Rights of appeal against exclusion

Alternatives to current provision:

  1. Delegate responsibility to schools or cluster of schools
  2. Ask another authority to provide this service.
  3. Contract it out to a private company
  4. Establish a Scottish central facility which would fulfil these obligations

Placing requests, school boards (or their replacement) and appeals against exclusion might need more local knowledge and if not devolved to schools or clusters could be managed within a private company which is involved in the
Educational Provision

As stated in previous posts I won't engage in any value judgements or evaluation of any of these alternatives until I've explored all four of the categories.

Exploring alternatives: Educational Provision

I’ve separated the statutory obligations for education authorities into four categories:

Educational Provision; Administrative; Resource provision; Educational Improvement.

In the next series of posts I’ll consider some alternatives for the delivery of each of the categories and then discuss the merits of the existing arrangements and the possible alternatives.

Educational Provision: So how could an education authority fulfil its obligation to provide education in a different way, i.e. how could it ensure that there are sufficient school places for all children in East Lothian? (at this stage I won’t offer any value judgements about any of the alternatives) However, I’d welcome your comments.

Could the local authority sell off the school buildings to an organisation which would operate the schools? By operate I mean the buildings and staff are transferred to the company who would deliver the statutory obligations of the authority under contract.

Could the local authority retain ownership of the schools but commission someone else to operate schools, in much the same way that PPP is managed?

In such arrangements it would be the responsibility of the authority to negotiate the contract with the commissioned organisation and to put in place monitoring systems to ensure that service level agreements are achieved.

Authority obligations : four categories

In my last post I summarised the key statutory responsibilities for Education Authorities. I didn’t intend the list of responsibilities to be exhaustive and would welcome any additions which people might like to suggest.

These series of posts are linked to the question “Do I add value to children’s lives?”

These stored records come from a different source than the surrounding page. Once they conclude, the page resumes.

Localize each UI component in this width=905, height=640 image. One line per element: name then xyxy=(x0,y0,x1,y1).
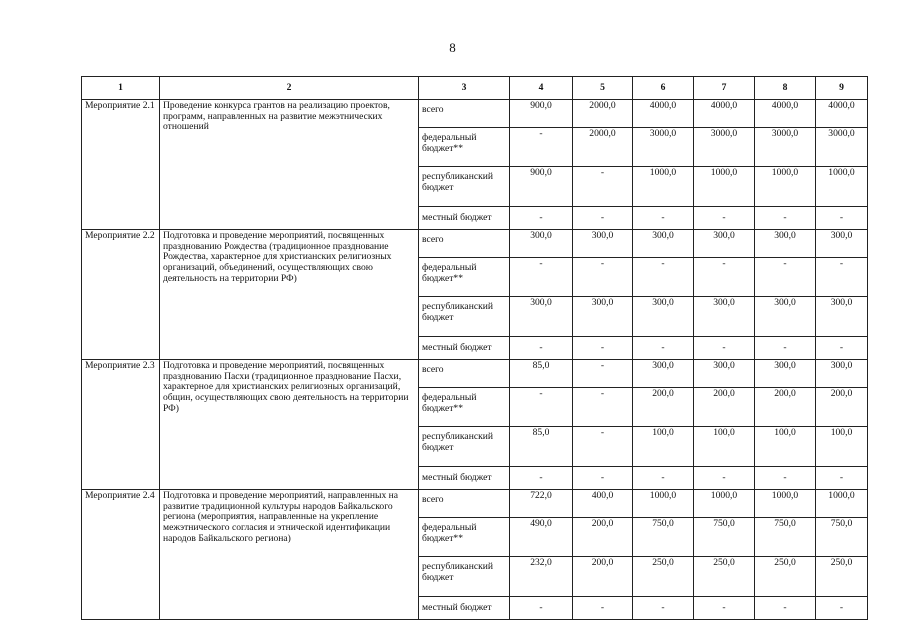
amount-cell: 85,0 xyxy=(510,427,573,467)
amount-cell: 300,0 xyxy=(816,360,868,388)
amount-cell: 2000,0 xyxy=(573,100,633,128)
amount-cell: - xyxy=(633,467,694,490)
amount-cell: 1000,0 xyxy=(633,490,694,518)
amount-cell: 4000,0 xyxy=(633,100,694,128)
amount-cell: 2000,0 xyxy=(573,128,633,167)
funding-source: местный бюджет xyxy=(419,597,510,620)
table-row xyxy=(82,230,868,258)
amount-cell: 1000,0 xyxy=(755,167,816,207)
amount-cell: 100,0 xyxy=(633,427,694,467)
amount-cell: 750,0 xyxy=(694,518,755,557)
amount-cell: 300,0 xyxy=(816,297,868,337)
amount-cell: 300,0 xyxy=(573,297,633,337)
amount-cell: 100,0 xyxy=(755,427,816,467)
amount-cell: 300,0 xyxy=(755,297,816,337)
measure-description: Подготовка и проведение мероприятий, посвященных празднованию Рождества (традиционное празднование Рождества, характерное для христианских религиозных организаций, объединений, осуществляющих свою деятельность на территории РФ) xyxy=(160,230,419,360)
amount-cell: - xyxy=(694,597,755,620)
amount-cell: - xyxy=(510,337,573,360)
amount-cell: 200,0 xyxy=(816,388,868,427)
amount-cell: 300,0 xyxy=(633,360,694,388)
measure-code: Мероприятие 2.3 xyxy=(82,360,160,490)
funding-source: республиканский бюджет xyxy=(419,427,510,467)
amount-cell: - xyxy=(755,597,816,620)
amount-cell: 900,0 xyxy=(510,100,573,128)
budget-table-body xyxy=(82,100,868,620)
amount-cell: 100,0 xyxy=(694,427,755,467)
amount-cell: - xyxy=(694,258,755,297)
amount-cell: - xyxy=(510,388,573,427)
budget-table xyxy=(81,76,868,620)
column-header: 1 xyxy=(82,77,160,100)
amount-cell: 200,0 xyxy=(694,388,755,427)
amount-cell: 3000,0 xyxy=(755,128,816,167)
table-row xyxy=(82,100,868,128)
amount-cell: 1000,0 xyxy=(694,167,755,207)
amount-cell: - xyxy=(694,207,755,230)
amount-cell: 200,0 xyxy=(633,388,694,427)
measure-code: Мероприятие 2.1 xyxy=(82,100,160,230)
amount-cell: - xyxy=(573,207,633,230)
amount-cell: 200,0 xyxy=(573,518,633,557)
amount-cell: - xyxy=(633,337,694,360)
amount-cell: 300,0 xyxy=(816,230,868,258)
amount-cell: 300,0 xyxy=(510,297,573,337)
amount-cell: 300,0 xyxy=(755,230,816,258)
amount-cell: 490,0 xyxy=(510,518,573,557)
amount-cell: 3000,0 xyxy=(694,128,755,167)
column-header: 3 xyxy=(419,77,510,100)
amount-cell: - xyxy=(755,337,816,360)
page-number: 8 xyxy=(449,40,456,55)
amount-cell: - xyxy=(633,597,694,620)
amount-cell: 300,0 xyxy=(633,230,694,258)
funding-source: федеральный бюджет** xyxy=(419,388,510,427)
table-row xyxy=(82,490,868,518)
amount-cell: - xyxy=(816,207,868,230)
amount-cell: - xyxy=(755,467,816,490)
funding-source: местный бюджет xyxy=(419,467,510,490)
amount-cell: 750,0 xyxy=(633,518,694,557)
amount-cell: 85,0 xyxy=(510,360,573,388)
amount-cell: - xyxy=(573,427,633,467)
amount-cell: 100,0 xyxy=(816,427,868,467)
funding-source: местный бюджет xyxy=(419,207,510,230)
amount-cell: - xyxy=(573,167,633,207)
header-row xyxy=(82,77,868,100)
amount-cell: 1000,0 xyxy=(633,167,694,207)
amount-cell: - xyxy=(573,597,633,620)
funding-source: федеральный бюджет** xyxy=(419,518,510,557)
amount-cell: - xyxy=(510,207,573,230)
amount-cell: 300,0 xyxy=(694,297,755,337)
amount-cell: - xyxy=(694,467,755,490)
amount-cell: - xyxy=(816,597,868,620)
amount-cell: 300,0 xyxy=(694,360,755,388)
amount-cell: 900,0 xyxy=(510,167,573,207)
funding-source: всего xyxy=(419,230,510,258)
amount-cell: 300,0 xyxy=(633,297,694,337)
amount-cell: - xyxy=(755,207,816,230)
funding-source: всего xyxy=(419,490,510,518)
amount-cell: - xyxy=(573,388,633,427)
amount-cell: - xyxy=(573,467,633,490)
amount-cell: 300,0 xyxy=(573,230,633,258)
column-header: 7 xyxy=(694,77,755,100)
amount-cell: - xyxy=(816,467,868,490)
funding-source: всего xyxy=(419,360,510,388)
amount-cell: 4000,0 xyxy=(816,100,868,128)
funding-source: местный бюджет xyxy=(419,337,510,360)
amount-cell: 722,0 xyxy=(510,490,573,518)
funding-source: республиканский бюджет xyxy=(419,557,510,597)
amount-cell: 1000,0 xyxy=(694,490,755,518)
measure-code: Мероприятие 2.2 xyxy=(82,230,160,360)
amount-cell: 200,0 xyxy=(573,557,633,597)
amount-cell: - xyxy=(510,597,573,620)
amount-cell: - xyxy=(816,337,868,360)
amount-cell: - xyxy=(573,258,633,297)
amount-cell: 3000,0 xyxy=(816,128,868,167)
column-header: 9 xyxy=(816,77,868,100)
amount-cell: 750,0 xyxy=(816,518,868,557)
funding-source: федеральный бюджет** xyxy=(419,258,510,297)
amount-cell: 300,0 xyxy=(510,230,573,258)
column-header: 8 xyxy=(755,77,816,100)
funding-source: республиканский бюджет xyxy=(419,167,510,207)
amount-cell: 3000,0 xyxy=(633,128,694,167)
measure-code: Мероприятие 2.4 xyxy=(82,490,160,620)
column-header: 4 xyxy=(510,77,573,100)
amount-cell: 750,0 xyxy=(755,518,816,557)
funding-source: всего xyxy=(419,100,510,128)
funding-source: федеральный бюджет** xyxy=(419,128,510,167)
amount-cell: - xyxy=(573,337,633,360)
measure-description: Проведение конкурса грантов на реализацию проектов, программ, направленных на развитие межэтнических отношений xyxy=(160,100,419,230)
amount-cell: - xyxy=(694,337,755,360)
amount-cell: - xyxy=(633,207,694,230)
amount-cell: 250,0 xyxy=(755,557,816,597)
table-row xyxy=(82,360,868,388)
funding-source: республиканский бюджет xyxy=(419,297,510,337)
amount-cell: 300,0 xyxy=(755,360,816,388)
column-header: 6 xyxy=(633,77,694,100)
amount-cell: 250,0 xyxy=(816,557,868,597)
amount-cell: - xyxy=(510,128,573,167)
amount-cell: 1000,0 xyxy=(816,167,868,207)
amount-cell: 1000,0 xyxy=(755,490,816,518)
column-header: 2 xyxy=(160,77,419,100)
amount-cell: - xyxy=(755,258,816,297)
amount-cell: 4000,0 xyxy=(755,100,816,128)
column-header: 5 xyxy=(573,77,633,100)
amount-cell: - xyxy=(510,258,573,297)
amount-cell: - xyxy=(816,258,868,297)
amount-cell: 4000,0 xyxy=(694,100,755,128)
amount-cell: 250,0 xyxy=(633,557,694,597)
amount-cell: 1000,0 xyxy=(816,490,868,518)
amount-cell: - xyxy=(633,258,694,297)
amount-cell: - xyxy=(510,467,573,490)
amount-cell: 400,0 xyxy=(573,490,633,518)
measure-description: Подготовка и проведение мероприятий, посвященных празднованию Пасхи (традиционное празднование Пасхи, характерное для христианских религиозных организаций, общин, осуществляющих свою деятельность на территории РФ) xyxy=(160,360,419,490)
measure-description: Подготовка и проведение мероприятий, направленных на развитие традиционной культуры народов Байкальского региона (мероприятия, направленные на укрепление межэтнического согласия и этнической идентификации народов Байкальского региона) xyxy=(160,490,419,620)
amount-cell: 232,0 xyxy=(510,557,573,597)
amount-cell: 200,0 xyxy=(755,388,816,427)
amount-cell: 250,0 xyxy=(694,557,755,597)
amount-cell: - xyxy=(573,360,633,388)
amount-cell: 300,0 xyxy=(694,230,755,258)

I’ve grouped the statutory obligations into four categories: Educational Provision; Administrative; Resource provision; Educational Improvement

Educational Provision

Duty of education authority in providing school education

Home Education

Requirement that education be provided in mainstream schools

Pre-school education

Education of children unable to attend school

Additional Support for Learning


School Boards

Home to school transport

Placing requests

Grants – clothing etc.

Rights of appeal against exclusion

Resource Provision

Delegation schemes


Employer obligations

Educational Improvement

Education authority's annual statement of improvement objectives

Raising Standards

School development plans

Review of school performance

Inspection of education authority

Integrated Children’s Services

I’m not convinced that I’ve captured all of the obligations, nor am I sure of my categories are the best. I’d welcome suggestions.

Once I’ve been able to finalise these categories I’ll have a go at identifying those obligations where I can directly add value to the quality of educational experience we provide in East Lothian.